Tegen deze uitspraak heeft het CBR bij brief, bij de Raad van State ingekomen op 23 april 2008, hoger beroep ingesteld. De gronden van het beroep zijn aangevuld bij brief van 23 mei 2008.

[wederpartij] heeft een verweerschrift ingediend.

Het CBR en [wederpartij] hebben elk nadere stukken ingediend. Deze zijn steeds aan de andere partij toegezonden.

De Afdeling heeft de zaak ter zitting behandeld op 17 december 2008, waar het CBR, vertegenwoordigd door drs. M.M. van Dongen, werkzaam in zijn dienst, en [wederpartij] in persoon, bijgestaan door mr. L.P. Kabel, advocaat te Eindhoven, zijn verschenen.

2. Overwegingen

2.1. Ingevolge artikel 130, eerste lid, van de Wegenverkeerswet 1994 (hierna: de WVW 1994) doen de bij algemene maatregel van bestuur aangewezen personen, indien bij hen een vermoeden bestaat dat de houder van een rijbewijs niet langer over de rijvaardigheid dan wel over de lichamelijke of geestelijke geschiktheid, vereist voor het besturen van een of meer categorieën van motorrijtuigen waarvoor dat rijbewijs is afgegeven, beschikt, daarvan zo spoedig mogelijk schriftelijk mededeling aan het CBR onder vermelding van de feiten en omstandigheden die aan het vermoeden ten grondslag liggen. Bij ministeriële regeling worden de feiten en omstandigheden aangewezen die aan het vermoeden ten grondslag dienen te liggen en worden ter zake van de uitoefening van deze bevoegdheid nadere regels vastgesteld.

Ingevolge artikel 131, eerste lid, voor zover thans van belang, besluit het CBR, indien een schriftelijke mededeling, als bedoeld in voormelde bepaling, is gedaan, in de bij ministeriële regeling aangewezen gevallen dat betrokkene zich aan een onderzoek naar zijn rijvaardigheid of geschiktheid dient te onderwerpen.

Ingevolge artikel 134, tweede lid, besluit het CBR tot ongeldigverklaring van het rijbewijs, indien de uitslag van het onderzoek daartoe aanleiding geeft. Bij ministeriële regeling worden de gevallen aangewezen waarin daarvan sprake is.

Ingevolge het derde lid, voor zover thans van belang, deelt het CBR, indien het voornemens is het rijbewijs ongeldig te verklaren, dit aan de houder, onder mededeling van de bevoegdheid van betrokkene om binnen twee weken een tweede onderzoek te verlangen, mede.

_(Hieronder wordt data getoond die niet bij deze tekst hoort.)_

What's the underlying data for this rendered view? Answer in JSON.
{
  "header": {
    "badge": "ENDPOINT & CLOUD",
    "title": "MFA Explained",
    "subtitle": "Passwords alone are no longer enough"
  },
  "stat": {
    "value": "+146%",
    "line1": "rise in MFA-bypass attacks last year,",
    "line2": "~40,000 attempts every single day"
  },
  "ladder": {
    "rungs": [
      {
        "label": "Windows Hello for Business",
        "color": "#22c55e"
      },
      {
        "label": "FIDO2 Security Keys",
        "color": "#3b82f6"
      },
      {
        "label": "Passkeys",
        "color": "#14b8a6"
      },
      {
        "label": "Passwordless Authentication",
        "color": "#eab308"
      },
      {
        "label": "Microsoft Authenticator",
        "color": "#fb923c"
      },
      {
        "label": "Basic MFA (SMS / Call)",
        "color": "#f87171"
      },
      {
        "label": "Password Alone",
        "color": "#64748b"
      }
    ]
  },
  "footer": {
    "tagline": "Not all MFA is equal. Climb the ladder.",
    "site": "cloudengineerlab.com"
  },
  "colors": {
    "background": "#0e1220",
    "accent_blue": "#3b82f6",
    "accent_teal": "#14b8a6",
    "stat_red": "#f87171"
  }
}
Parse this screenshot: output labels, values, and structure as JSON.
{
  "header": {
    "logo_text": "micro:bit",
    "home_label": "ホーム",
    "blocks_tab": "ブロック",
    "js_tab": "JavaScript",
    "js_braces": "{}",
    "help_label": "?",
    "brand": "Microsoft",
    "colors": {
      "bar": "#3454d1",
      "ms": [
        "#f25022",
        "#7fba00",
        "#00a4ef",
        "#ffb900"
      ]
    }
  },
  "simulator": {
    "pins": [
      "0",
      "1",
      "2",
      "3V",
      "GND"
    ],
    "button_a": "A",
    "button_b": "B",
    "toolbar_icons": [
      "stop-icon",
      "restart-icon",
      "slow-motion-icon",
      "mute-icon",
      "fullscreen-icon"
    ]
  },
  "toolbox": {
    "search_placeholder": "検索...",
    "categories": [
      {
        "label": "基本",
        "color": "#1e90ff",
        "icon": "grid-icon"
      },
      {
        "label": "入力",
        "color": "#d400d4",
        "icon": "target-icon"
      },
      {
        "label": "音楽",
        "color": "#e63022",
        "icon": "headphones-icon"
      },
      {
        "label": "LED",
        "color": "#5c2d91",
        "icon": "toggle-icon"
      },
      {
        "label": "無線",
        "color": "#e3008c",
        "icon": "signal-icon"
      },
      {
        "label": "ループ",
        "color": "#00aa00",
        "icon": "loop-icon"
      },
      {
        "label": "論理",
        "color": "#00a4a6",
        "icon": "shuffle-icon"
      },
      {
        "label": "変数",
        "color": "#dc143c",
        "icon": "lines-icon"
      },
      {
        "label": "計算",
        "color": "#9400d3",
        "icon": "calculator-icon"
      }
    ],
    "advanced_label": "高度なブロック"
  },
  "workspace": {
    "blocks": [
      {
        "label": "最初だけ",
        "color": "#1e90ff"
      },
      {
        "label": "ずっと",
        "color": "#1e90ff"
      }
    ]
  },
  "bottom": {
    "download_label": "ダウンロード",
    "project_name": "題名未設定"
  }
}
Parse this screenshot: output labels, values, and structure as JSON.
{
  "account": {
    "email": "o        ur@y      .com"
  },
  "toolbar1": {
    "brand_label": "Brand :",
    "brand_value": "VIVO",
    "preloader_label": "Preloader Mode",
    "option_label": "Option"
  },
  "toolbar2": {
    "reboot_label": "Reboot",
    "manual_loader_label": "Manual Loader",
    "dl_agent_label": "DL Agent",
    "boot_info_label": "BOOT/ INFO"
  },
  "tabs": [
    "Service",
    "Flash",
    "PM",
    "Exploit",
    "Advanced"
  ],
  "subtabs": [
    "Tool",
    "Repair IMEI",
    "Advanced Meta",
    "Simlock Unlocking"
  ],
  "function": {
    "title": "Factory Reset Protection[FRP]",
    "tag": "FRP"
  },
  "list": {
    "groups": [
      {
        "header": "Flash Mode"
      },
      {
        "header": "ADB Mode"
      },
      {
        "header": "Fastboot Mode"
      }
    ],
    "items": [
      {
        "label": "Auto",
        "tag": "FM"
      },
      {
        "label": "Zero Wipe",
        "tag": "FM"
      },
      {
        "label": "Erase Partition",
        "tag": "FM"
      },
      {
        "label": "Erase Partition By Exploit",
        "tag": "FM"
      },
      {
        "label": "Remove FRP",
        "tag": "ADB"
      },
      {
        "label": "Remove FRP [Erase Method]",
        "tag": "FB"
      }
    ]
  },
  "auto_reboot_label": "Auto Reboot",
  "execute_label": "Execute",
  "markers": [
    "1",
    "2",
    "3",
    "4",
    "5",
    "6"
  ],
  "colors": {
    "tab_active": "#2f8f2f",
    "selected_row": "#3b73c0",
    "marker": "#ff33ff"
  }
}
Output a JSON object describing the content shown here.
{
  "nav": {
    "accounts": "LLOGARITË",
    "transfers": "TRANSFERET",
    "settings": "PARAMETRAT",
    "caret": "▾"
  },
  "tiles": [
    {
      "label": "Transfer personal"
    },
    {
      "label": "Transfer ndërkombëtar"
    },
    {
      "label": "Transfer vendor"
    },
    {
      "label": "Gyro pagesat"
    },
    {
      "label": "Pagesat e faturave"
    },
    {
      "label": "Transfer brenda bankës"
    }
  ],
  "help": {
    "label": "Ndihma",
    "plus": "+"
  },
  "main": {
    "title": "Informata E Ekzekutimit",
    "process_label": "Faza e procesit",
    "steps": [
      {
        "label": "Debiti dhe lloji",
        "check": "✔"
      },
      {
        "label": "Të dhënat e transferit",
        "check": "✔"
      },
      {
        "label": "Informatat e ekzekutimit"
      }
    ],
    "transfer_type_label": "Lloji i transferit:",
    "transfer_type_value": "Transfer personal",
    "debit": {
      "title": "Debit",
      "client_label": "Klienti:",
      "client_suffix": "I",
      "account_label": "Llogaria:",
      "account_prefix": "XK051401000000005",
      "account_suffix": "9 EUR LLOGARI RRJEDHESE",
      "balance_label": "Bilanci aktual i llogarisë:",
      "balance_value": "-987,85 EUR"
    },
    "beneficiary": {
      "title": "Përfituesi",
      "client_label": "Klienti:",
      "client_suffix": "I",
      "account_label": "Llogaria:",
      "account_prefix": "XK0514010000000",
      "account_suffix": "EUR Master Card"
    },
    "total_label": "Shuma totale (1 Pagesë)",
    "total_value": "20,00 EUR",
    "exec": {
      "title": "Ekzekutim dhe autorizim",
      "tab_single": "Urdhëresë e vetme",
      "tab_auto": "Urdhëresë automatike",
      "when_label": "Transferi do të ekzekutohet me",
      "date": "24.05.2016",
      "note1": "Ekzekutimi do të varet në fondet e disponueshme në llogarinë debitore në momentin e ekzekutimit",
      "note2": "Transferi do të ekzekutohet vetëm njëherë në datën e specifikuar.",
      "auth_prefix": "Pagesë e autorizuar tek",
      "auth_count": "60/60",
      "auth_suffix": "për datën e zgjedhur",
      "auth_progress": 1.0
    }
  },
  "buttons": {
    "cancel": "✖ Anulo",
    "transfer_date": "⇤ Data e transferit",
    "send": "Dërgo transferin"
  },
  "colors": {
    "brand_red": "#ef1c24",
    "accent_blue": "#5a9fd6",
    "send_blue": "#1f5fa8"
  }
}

Ingevolge artikel 12, aanhef en onder b, van de Regeling maatregelen rijvaardigheid en geschiktheid besluit het CBR tot ongeldigverklaring van het rijbewijs, als bedoeld in artikel 134, derde lid, van de WVW 1994, indien de uitslag van het onderzoek, onderscheidenlijk de onderzoeken, inhoudt dat betrokkene niet aan de bij ministeriële regeling vastgestelde eisen met betrekking tot de lichamelijke en geestelijke geschiktheid voor het besturen van een of meer categorieën van motorrijtuigen voldoet.

Ingevolge artikel 2 van de Regeling eisen geschiktheid 2000 (hierna: de Regeling) worden de eisen met betrekking tot de lichamelijke en geestelijke geschiktheid tot het besturen van motorrijtuigen vastgesteld overeenkomstig de bij deze regeling behorende bijlage.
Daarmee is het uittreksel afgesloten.